My political activism began in fall 1964 when an instructor in Writing 121 assigned this question: What do you think about what’s going on in Viet Nam? I went to the library at the University of Oregon and did research and came to the conclusion that it was a civil war and we (the US) had no business being involved there. It was mostly young men in my age group who were being drafted. So, I became an antiwar protestor, marched in the streets, often taking my older son along with me, from the time he could first walk. Since then, it’s been a matter of moral integrity to me to resist wars.
For a while, I did research for the San Francisco Mime Troupe in 1970. It was a cooperative where everyone earned the same, and it was a small amount. Part of our obligations was to attend a Mao meeting every Sunday afternoon. Mostly, I researched the life of Che Guevara at the Cal Berkeley library for one of the playwrights. It was all done on microfilm in those days.
My Hippie/Counterculture years introduced me to, and made me a believer in, growing our own food, communal living, cooperative stores, home birthing, taking care of the natural world, etc.
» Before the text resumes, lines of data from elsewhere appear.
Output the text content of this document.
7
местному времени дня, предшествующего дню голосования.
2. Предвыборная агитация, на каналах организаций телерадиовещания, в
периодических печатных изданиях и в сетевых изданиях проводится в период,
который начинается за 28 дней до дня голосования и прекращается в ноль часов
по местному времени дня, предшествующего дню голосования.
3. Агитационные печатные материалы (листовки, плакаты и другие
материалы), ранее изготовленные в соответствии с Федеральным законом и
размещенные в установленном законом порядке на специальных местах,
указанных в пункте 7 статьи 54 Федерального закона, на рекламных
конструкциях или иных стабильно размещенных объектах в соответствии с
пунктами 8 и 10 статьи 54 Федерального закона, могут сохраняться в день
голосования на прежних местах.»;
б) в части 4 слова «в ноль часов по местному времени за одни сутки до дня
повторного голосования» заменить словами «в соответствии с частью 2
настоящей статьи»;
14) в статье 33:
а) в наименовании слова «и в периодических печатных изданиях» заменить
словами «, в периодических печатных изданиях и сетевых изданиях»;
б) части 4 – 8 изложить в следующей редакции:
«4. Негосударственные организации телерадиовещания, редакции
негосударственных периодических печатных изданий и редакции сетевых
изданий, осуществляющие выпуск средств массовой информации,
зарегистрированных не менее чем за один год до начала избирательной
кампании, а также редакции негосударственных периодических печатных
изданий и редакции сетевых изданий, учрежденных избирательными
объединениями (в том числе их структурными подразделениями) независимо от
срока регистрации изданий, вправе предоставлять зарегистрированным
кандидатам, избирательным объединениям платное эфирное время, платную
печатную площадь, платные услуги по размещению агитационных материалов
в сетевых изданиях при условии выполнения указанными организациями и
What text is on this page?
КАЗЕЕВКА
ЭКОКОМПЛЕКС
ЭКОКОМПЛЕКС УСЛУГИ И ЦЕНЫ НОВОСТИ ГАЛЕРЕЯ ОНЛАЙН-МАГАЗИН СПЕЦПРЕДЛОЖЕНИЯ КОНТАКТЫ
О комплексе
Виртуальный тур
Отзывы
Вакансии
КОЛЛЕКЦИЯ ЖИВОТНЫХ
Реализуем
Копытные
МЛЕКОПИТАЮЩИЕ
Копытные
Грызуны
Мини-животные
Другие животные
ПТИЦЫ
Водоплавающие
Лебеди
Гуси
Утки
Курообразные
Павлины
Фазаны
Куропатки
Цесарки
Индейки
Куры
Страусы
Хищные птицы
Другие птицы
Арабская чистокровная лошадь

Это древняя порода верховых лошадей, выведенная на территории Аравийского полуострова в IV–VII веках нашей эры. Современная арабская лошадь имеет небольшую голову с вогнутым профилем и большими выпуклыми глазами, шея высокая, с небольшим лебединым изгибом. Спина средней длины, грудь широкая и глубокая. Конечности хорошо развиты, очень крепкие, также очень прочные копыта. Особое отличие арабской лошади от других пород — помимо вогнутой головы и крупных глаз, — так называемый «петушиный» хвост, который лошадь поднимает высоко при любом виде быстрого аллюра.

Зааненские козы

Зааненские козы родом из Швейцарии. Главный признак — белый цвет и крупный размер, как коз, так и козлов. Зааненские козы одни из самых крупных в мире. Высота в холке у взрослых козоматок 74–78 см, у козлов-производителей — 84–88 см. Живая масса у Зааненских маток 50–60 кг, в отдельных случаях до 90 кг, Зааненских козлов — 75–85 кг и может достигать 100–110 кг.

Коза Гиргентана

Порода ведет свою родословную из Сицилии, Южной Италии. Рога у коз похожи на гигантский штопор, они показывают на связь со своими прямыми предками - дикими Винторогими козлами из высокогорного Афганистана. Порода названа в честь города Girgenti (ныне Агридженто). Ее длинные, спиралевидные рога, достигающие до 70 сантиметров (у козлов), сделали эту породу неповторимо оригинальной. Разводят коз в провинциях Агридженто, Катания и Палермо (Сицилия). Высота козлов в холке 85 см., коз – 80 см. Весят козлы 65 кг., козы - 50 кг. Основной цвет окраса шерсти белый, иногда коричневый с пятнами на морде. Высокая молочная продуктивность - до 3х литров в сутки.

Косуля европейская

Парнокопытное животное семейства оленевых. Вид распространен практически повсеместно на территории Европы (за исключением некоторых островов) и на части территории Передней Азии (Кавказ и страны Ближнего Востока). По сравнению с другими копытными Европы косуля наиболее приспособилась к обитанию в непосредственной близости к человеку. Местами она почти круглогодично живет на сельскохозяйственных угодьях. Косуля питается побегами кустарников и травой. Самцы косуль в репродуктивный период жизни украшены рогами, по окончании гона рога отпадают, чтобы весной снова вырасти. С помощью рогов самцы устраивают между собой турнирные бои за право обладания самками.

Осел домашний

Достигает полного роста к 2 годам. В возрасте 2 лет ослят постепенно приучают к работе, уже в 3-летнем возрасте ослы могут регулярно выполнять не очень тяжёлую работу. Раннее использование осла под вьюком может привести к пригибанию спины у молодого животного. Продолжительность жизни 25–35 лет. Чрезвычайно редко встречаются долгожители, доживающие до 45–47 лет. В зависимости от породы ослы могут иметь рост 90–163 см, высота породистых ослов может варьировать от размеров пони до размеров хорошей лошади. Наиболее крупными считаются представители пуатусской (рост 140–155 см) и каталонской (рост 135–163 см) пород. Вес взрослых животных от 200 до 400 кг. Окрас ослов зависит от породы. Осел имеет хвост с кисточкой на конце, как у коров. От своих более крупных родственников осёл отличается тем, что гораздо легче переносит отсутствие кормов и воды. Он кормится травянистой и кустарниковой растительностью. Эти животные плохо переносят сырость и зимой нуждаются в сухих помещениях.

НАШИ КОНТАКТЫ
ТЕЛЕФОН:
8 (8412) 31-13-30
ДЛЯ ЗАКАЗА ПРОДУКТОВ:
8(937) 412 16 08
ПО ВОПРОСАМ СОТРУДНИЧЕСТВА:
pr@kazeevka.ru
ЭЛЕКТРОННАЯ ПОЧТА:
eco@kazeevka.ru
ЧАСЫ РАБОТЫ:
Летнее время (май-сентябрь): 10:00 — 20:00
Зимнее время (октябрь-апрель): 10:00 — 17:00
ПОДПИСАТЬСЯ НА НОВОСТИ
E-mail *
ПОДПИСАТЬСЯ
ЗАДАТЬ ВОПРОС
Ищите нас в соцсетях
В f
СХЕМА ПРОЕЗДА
It amazes me sometimes how much the Hippie culture is widely embraced today.
I went back to school in my mid-30s after my mother’s death when I fully realized or groked (Heinlein – Stranger in a Strange Land) that life was finite and I’d better get busy. I began my Ph.D. program at age 40, as a single mom to my younger son. Even though Epistemology was my first love in Philosophy, I consciously decided to focus on Ethics, as a sort of counter balance to what I saw around me. Studying moral theory only heightened my desire to act against wrongs and for the good, as well as giving me good reasons for doing so.
Since you retired, you started teaching citizenship classes and started standing with a group of women called the Gorge Women in Black, in Hood River, Oregon. What motivated you to get involved in this work?
I started standing as part of the international Women in Black at OSU within one week of the United States bombing in Afghanistan just after the 9-11 event in NYC. I was distraught that we were destroying peoples who had nothing whatsoever to do with 9-11. A friend asked me if I knew about Women in Black. I looked it up and it was a perfect fit. We stood once a week for 10 years at OSU until I retired. Standing with Women in Black is me using my own body to interrupt the unconsciousness of passersby, to call attention to the wrongs and pains done to other folks. It is also a focused meditation for me. A friend here in Hood River and I were agonizing over the world wide war the US was waging and I mentioned Women in Black to her. We began standing weekly on the main street downtown in February of 2015 and continue today with others joining us. For me, it is entirely voluntary with no obligation for anyone, including me. It is one of the best things I do for myself and others on a regular basis.
Teaching the citizenship classes here (just finished the twelfth one) is one way I can use my skills as a teacher, do something I love, and make a concrete, real difference in peoples’ lives. It does not suit me to attend meetings and talk about things. But, when there is something real and concrete I can do to make a difference, that’s when I get involved. I have also been tutoring English learners at the community college here, twice a week when classes are in session for the past six years. It’s another concrete action that makes a difference. I also get to use some of the linguistics I studied as an undergrad.
What gives you hope for the future?
I have been struggling with this given the state of affairs in the US today, but it is young people who have compassion and a consciousness of the harms we (United States) do both here and abroad.
What do you think are the most significant obstacles to social justice in the future?
Lack of awareness and compassion for others.
Are there any lessons you think you have learned from all these years of sustained activism?
I think the thread throughout my now 50 plus years of political activism is concreteness– embodied action that makes a difference, whether helping folks become citizens or interrupting the thoughtlessness of most people’s lives.